Elon Musk has been one of the best-liked western entrepreneurs in China, partly thanks to his support of the country’s many achievements. But the Tesla founder’s latest compliment is facing some challenge in China.
On Monday (May 30), Musk’s post on China’s Twitter-like Weibo praised the country for “leading the world” in renewable energy generation and electric vehicles. “Whatever you may think of China, this is simply a fact,” wrote Musk, who has nearly 2 million followers on the Chinese platform. Musk also tweeted the same content the same day, commenting under a post that lists China as the leader in installed wind power capacity globally.
Many Chinese media outlets quickly picked up this comment; on Weibo, the hashtag #MuskpraisedChinaagain received millions of views. But many Weibo users challenged Musk’s assertion. “Don’t take Musk’s words to heart, he is just a businessman, and one that is America-loving,” wrote a nationalistic cartoonist who has around 6.6 million followers on Weibo.

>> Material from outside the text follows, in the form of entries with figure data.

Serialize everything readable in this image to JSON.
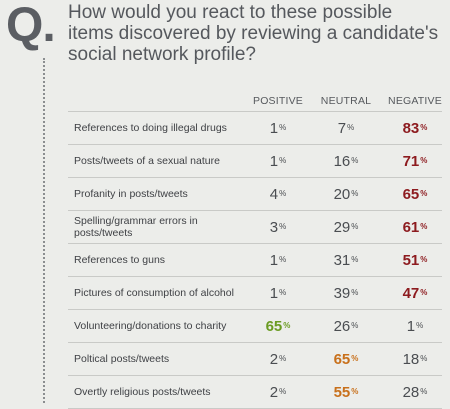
{
  "q_mark": "Q.",
  "question": "How would you react to these possible items discovered by reviewing a candidate's social network profile?",
  "colors": {
    "negative_highlight": "#8d1b1f",
    "positive_highlight": "#6a9b22",
    "neutral_highlight": "#c8701b"
  },
  "chart_data": {
    "type": "table",
    "columns": [
      "POSITIVE",
      "NEUTRAL",
      "NEGATIVE"
    ],
    "unit": "%",
    "rows": [
      {
        "label": "References to doing illegal drugs",
        "positive": 1,
        "neutral": 7,
        "negative": 83,
        "highlight": "negative"
      },
      {
        "label": "Posts/tweets of a sexual nature",
        "positive": 1,
        "neutral": 16,
        "negative": 71,
        "highlight": "negative"
      },
      {
        "label": "Profanity in posts/tweets",
        "positive": 4,
        "neutral": 20,
        "negative": 65,
        "highlight": "negative"
      },
      {
        "label": "Spelling/grammar errors in posts/tweets",
        "positive": 3,
        "neutral": 29,
        "negative": 61,
        "highlight": "negative"
      },
      {
        "label": "References to guns",
        "positive": 1,
        "neutral": 31,
        "negative": 51,
        "highlight": "negative"
      },
      {
        "label": "Pictures of consumption of alcohol",
        "positive": 1,
        "neutral": 39,
        "negative": 47,
        "highlight": "negative"
      },
      {
        "label": "Volunteering/donations to charity",
        "positive": 65,
        "neutral": 26,
        "negative": 1,
        "highlight": "positive"
      },
      {
        "label": "Poltical posts/tweets",
        "positive": 2,
        "neutral": 65,
        "negative": 18,
        "highlight": "neutral"
      },
      {
        "label": "Overtly religious posts/tweets",
        "positive": 2,
        "neutral": 55,
        "negative": 28,
        "highlight": "neutral"
      }
    ]
  }
}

Some say this is just a tactic for Musk’s business to get favorable treatment from the US government by highlighting the Chinese competition.
One challenge to Musks’ comment came from one of Tesla’s strongest Chinese rivals, EV maker XPeng Motors. He Xiaopeng, the CEO and co-founder of the Chinese company, responded online that he thinks China is only at the forefront globally in the field of EV—not leading it, though the distinction he was making isn’t exactly clear. To truly lead, “…apart from leading in technology and products, it’s more important to lead in global markets and achieve win-win situations in business, which would require 10 years of efforts,” wrote He on Weibo. He compared the situation to the mobile internet a decade ago, a field that people thought China was leading, “but once the real technological war starts, China’s leading fronts in this arena globally would not be enough.” His comment echoes a similar sentiment from Beijing, which has been focused on the country’s independence in key tech such as semiconductors, which the government worries China is overly reliant on the US amid the two countries’ ongoing tensions.
Founded in 2014, XPeng has grown from a startup to one of the major players in the EV industry in China, where Tesla competes with several of its rivals in the world’s largest EV market. In March, a model by low-budget Chinese EV brand Wuling Hongguang Mini was the most-registered plugin electric car in the country that month, followed by two models from Tesla, and then two from Chinese carmaker BYD. An Xpeng model ranks 13th on the list that month, according to EV data provider EV Volumes. In 2021, XPeng delivered 98,155 cars, a 263% increase from the year before but only around one third of Tesla’s sales in China last year.
Despite the fast-growing EV market in China, the country is not immune from the many challenges facing the industry players globally. He, for example, vented about the global chip shortage that has affected production of tech products including EVs, by sharing a video of a dancing duck toy who held a sign that reads “urgently seeking semiconductor chips” this month.
XPeng confirmed the Weibo was from He, while it didn’t make further comments about his remarks.